Wilson Bailey Holmes-Ovcon (WBHO) has seen a significant decline in profit owing to anticipated losses on the Western Roads Upgrade (WRU) project, in Australia.
The construction group on Tuesday reported its financial results for the year ended June 30.
It was a mixed bag, with solid performances from the company’s African operations (including a tough South African market), as well as its UK operations.
However, the results were overshadowed by the recognition of a “significant provision” of about R500-million in respect of anticipated losses on the WRU project.
The WRU project is a single design and construct contract comprising eight separate work packages.
A misinterpretation of the technical specifications by the design consultants and the WBHO bidding team resulted in the under-estimation of the physical works required to complete the contract, leading to a provision for anticipated future costs to complete it.
WBHO said its current focus was on pursuing the contractual rights of the business. These comprised delay claims against the design consultants, as well as other delay claims and variations against the ultimate client, the Roads Corporations of Victoria.
A specialist third-party consultant has assisted in compiling the claim against the design consultants and it is expected that this claim will be submitted within the next month.

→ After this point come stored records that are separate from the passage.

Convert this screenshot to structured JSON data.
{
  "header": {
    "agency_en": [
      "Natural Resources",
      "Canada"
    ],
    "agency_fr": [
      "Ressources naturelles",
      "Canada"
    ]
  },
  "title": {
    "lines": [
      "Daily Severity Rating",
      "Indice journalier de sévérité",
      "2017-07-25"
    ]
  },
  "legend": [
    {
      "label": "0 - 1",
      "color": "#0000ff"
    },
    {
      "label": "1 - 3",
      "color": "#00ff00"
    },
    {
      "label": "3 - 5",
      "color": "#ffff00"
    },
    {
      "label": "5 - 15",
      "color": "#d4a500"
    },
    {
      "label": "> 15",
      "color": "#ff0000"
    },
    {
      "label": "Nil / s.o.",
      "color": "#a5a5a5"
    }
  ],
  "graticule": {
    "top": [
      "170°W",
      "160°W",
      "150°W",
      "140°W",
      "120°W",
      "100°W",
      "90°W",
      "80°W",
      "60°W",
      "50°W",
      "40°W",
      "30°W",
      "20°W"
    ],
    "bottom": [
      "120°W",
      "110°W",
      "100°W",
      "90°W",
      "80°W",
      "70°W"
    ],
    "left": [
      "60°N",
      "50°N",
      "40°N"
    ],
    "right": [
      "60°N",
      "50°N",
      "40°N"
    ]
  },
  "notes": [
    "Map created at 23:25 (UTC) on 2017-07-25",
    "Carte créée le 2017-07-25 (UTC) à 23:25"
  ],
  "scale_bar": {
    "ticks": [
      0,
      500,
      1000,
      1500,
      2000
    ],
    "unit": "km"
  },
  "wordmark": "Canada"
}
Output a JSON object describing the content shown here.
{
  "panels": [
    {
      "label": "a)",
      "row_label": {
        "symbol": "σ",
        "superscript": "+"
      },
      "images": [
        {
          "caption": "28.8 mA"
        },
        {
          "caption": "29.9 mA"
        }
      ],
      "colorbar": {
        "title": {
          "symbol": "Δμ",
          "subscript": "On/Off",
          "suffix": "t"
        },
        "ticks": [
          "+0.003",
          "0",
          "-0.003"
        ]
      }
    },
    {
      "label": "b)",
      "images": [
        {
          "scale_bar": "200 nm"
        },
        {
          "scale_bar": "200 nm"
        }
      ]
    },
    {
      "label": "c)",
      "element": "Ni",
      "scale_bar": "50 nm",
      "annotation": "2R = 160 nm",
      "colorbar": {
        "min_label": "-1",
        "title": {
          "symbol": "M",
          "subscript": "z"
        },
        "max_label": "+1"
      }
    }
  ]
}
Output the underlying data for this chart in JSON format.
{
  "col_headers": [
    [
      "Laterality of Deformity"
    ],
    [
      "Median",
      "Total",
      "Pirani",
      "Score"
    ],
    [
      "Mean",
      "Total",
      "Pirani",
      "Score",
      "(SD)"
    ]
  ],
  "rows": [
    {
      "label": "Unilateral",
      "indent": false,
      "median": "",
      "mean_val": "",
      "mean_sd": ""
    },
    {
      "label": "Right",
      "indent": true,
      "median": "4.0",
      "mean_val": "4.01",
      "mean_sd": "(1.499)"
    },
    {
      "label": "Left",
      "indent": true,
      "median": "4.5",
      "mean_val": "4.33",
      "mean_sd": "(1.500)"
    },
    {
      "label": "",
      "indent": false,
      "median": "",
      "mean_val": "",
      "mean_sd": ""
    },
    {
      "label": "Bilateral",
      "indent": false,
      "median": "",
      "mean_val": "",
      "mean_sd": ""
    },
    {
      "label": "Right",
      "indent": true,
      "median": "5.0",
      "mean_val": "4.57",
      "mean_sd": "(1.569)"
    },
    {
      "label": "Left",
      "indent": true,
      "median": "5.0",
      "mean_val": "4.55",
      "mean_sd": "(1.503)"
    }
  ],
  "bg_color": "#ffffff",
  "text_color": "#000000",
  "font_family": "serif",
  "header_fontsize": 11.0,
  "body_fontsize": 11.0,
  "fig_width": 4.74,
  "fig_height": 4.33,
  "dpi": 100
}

WBHO CEO Louwtjie Nel said he believed the full extent of the potential loss had been recognised with the information currently available.
WBHO on Tuesday reported a 16% increase in group revenue for the year ended June 30, to R40.6-billion, compared with the previous financial year, owing largely to the first-time consolidation of WBHO’s UK operations.

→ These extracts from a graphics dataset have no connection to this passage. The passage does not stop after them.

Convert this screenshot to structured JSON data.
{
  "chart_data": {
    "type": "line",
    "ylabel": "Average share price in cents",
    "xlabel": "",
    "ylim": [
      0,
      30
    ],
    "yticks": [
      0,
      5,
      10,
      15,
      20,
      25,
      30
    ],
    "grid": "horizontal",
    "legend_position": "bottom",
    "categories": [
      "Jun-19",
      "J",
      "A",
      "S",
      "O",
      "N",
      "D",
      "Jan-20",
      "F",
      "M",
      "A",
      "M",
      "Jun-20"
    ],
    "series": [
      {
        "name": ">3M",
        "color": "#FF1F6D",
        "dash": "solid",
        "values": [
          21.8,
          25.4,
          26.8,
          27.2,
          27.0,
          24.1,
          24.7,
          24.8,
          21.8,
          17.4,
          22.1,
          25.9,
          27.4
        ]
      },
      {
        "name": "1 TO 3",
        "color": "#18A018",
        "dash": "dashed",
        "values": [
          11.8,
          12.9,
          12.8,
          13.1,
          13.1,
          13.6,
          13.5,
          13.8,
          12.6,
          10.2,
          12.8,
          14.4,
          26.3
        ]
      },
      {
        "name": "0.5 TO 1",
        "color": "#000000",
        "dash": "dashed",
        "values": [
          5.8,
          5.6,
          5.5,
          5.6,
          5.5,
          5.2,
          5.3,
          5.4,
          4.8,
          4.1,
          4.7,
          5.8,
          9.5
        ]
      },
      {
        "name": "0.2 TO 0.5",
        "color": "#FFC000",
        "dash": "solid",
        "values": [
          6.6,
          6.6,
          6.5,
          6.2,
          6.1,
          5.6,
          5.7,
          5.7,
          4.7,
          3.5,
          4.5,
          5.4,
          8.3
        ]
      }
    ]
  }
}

However, the impact of the losses provided for on the WRU contract is evident in the overall decline of 46% in operating profit before non-trading items, from R1-billion to R561-million.
The operating margin of the group decreased from 3.1% to 1.4%.

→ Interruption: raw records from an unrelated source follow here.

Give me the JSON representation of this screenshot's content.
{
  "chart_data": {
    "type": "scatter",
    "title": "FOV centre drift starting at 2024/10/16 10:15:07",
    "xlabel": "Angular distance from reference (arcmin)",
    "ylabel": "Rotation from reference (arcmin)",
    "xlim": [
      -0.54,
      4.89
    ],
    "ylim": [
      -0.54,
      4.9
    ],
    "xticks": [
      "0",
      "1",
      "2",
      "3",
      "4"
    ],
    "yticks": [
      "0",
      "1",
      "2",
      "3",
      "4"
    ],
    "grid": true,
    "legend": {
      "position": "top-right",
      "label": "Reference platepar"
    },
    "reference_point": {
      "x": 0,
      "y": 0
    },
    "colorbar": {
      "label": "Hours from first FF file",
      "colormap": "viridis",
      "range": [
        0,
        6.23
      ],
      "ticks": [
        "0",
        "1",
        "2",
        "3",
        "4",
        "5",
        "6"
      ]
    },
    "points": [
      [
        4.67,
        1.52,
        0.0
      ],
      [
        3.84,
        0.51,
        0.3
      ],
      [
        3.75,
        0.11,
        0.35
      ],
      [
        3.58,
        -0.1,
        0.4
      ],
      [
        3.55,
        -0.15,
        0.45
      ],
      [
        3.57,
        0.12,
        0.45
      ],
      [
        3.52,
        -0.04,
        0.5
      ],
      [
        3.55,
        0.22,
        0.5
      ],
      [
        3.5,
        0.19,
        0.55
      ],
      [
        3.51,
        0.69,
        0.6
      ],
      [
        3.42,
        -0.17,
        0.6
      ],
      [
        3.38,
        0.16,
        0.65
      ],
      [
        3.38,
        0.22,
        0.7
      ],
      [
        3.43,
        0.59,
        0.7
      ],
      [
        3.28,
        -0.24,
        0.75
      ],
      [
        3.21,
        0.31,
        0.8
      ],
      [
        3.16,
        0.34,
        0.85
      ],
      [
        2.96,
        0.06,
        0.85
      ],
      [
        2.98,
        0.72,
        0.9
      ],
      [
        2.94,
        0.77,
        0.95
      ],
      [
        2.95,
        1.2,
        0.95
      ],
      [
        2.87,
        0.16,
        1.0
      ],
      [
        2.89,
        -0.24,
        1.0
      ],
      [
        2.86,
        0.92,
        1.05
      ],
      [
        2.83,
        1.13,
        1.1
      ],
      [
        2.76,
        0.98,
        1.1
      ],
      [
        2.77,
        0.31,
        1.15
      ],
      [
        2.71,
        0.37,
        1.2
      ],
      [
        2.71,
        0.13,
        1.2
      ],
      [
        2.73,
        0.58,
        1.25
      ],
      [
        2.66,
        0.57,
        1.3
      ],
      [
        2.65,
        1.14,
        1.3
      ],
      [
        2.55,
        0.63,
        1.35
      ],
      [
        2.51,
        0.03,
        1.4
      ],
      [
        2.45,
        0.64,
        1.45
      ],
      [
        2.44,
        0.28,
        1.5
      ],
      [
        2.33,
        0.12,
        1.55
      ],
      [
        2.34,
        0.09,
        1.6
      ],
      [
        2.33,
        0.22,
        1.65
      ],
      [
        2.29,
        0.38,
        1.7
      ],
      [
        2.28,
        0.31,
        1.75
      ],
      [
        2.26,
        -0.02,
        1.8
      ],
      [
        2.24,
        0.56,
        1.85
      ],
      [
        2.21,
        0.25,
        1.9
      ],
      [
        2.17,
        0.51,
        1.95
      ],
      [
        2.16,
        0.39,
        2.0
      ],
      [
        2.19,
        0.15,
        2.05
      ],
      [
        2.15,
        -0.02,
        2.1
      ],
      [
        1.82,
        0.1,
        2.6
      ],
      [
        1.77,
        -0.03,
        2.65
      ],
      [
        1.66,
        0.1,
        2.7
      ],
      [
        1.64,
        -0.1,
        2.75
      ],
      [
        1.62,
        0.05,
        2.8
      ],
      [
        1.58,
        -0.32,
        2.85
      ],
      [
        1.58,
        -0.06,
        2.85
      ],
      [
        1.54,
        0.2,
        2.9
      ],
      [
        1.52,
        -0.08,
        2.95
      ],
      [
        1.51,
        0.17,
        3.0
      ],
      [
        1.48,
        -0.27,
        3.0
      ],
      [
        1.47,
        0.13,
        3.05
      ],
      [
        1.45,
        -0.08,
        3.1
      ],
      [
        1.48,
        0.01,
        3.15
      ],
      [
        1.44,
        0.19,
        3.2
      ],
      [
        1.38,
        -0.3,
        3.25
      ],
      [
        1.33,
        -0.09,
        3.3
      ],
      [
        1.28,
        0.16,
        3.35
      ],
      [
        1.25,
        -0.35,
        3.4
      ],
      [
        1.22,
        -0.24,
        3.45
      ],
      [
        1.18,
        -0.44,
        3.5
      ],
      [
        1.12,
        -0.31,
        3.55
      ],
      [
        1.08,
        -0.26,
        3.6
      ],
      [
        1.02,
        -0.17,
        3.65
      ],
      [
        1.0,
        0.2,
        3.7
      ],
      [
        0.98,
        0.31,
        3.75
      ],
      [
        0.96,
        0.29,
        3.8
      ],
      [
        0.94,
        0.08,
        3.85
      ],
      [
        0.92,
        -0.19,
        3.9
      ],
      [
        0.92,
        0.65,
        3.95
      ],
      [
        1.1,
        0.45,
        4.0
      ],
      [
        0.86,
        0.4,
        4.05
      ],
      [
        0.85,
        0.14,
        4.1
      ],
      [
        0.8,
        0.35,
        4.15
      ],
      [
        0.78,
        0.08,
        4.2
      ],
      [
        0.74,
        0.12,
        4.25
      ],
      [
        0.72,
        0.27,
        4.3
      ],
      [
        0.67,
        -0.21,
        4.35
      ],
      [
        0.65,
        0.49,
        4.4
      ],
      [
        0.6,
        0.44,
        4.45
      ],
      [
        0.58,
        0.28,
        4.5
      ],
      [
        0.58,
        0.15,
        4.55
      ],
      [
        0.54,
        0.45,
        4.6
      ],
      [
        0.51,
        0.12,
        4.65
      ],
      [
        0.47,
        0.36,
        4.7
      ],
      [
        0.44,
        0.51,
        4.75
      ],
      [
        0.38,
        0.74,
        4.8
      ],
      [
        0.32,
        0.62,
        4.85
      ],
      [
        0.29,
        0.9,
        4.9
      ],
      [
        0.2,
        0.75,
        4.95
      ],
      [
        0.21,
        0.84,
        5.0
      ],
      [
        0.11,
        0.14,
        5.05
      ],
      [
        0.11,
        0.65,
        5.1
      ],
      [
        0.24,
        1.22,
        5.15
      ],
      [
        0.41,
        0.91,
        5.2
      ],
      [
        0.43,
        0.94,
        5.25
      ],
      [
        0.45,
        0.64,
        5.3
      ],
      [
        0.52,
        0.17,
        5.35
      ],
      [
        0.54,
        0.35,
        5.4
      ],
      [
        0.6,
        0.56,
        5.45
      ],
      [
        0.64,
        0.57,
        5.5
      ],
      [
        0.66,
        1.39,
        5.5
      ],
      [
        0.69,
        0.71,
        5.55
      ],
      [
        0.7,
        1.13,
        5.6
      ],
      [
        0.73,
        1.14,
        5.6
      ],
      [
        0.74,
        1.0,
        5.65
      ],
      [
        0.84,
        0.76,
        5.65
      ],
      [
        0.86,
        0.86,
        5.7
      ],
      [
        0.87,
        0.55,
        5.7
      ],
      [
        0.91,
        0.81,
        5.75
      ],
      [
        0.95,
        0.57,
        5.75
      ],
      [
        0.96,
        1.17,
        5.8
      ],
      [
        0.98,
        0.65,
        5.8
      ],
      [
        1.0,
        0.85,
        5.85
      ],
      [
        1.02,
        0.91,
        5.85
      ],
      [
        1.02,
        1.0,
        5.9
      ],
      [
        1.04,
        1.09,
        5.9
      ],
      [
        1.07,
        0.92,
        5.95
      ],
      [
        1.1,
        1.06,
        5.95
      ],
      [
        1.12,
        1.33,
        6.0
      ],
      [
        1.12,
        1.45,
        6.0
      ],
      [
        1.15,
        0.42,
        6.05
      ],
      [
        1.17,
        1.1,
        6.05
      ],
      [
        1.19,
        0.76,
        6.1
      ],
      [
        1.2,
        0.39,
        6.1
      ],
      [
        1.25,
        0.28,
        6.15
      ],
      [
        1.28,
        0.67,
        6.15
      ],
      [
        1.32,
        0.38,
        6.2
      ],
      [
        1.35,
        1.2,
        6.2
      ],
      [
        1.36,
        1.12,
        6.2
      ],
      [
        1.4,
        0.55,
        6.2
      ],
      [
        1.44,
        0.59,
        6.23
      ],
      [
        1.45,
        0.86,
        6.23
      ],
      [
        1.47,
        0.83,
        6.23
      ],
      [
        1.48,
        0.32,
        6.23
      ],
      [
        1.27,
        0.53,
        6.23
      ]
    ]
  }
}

The group order book at June 30 decreased by 4%, from R49-billion to R47-billion.
The June number comprises a 39% and 8% increase in the order books of the roads and earthworks and building and civil engineering divisions, respectively, a 16% decrease in the order book of Australia and a 21% increase in the order book of the UK operations, following the inclusion of the order book of Russells Limited.
Looking ahead, Nel said a number of South African State-owned enterprises (SOEs) – Airports Company South Africa, Eskom, Transnet and the South African National Roads Agency – had been advertising construction contracts worth around R20-billion.
“This is the first time we see this in how many years. We really need some good news in the industry right now.”
Nel believed the re-emergence of large-scale public infrastructure projects could result in an improvement in the local construction environment over the medium term.
However, the capacity of the local industry as a whole has been decimated, with the spate of corporate failures and exits from the construction market resulting in minimal training within the sector and a significant emigration of skills.
On a more positive note, Nel said government had made progress in restoring good governance within SOEs, noting that future opportunities exist for well-run midtier and emerging construction businesses to grow and fill the gap left by the spate of corporate exits.
There is, however, concern that unrest and disruptions from communities, business forums and taxi associations have become commonplace and increasingly violent.
“This unlawful activity needs urgent government intervention,” said Nel. “There is a general state of lawlessness in the country.
“We cannot start a project these days without interference. So-called business forums wanting money are the biggest problem, as well as the threats levelled against staff.”
Looking abroad, the Australian construction market is expected to remain buoyant for some time. In the UK, while the potential impact of Brexit remains unknown, WBHO has successfully turned around the Byrne Group, and the Russells businesses are benefiting from strong market conditions in Manchester.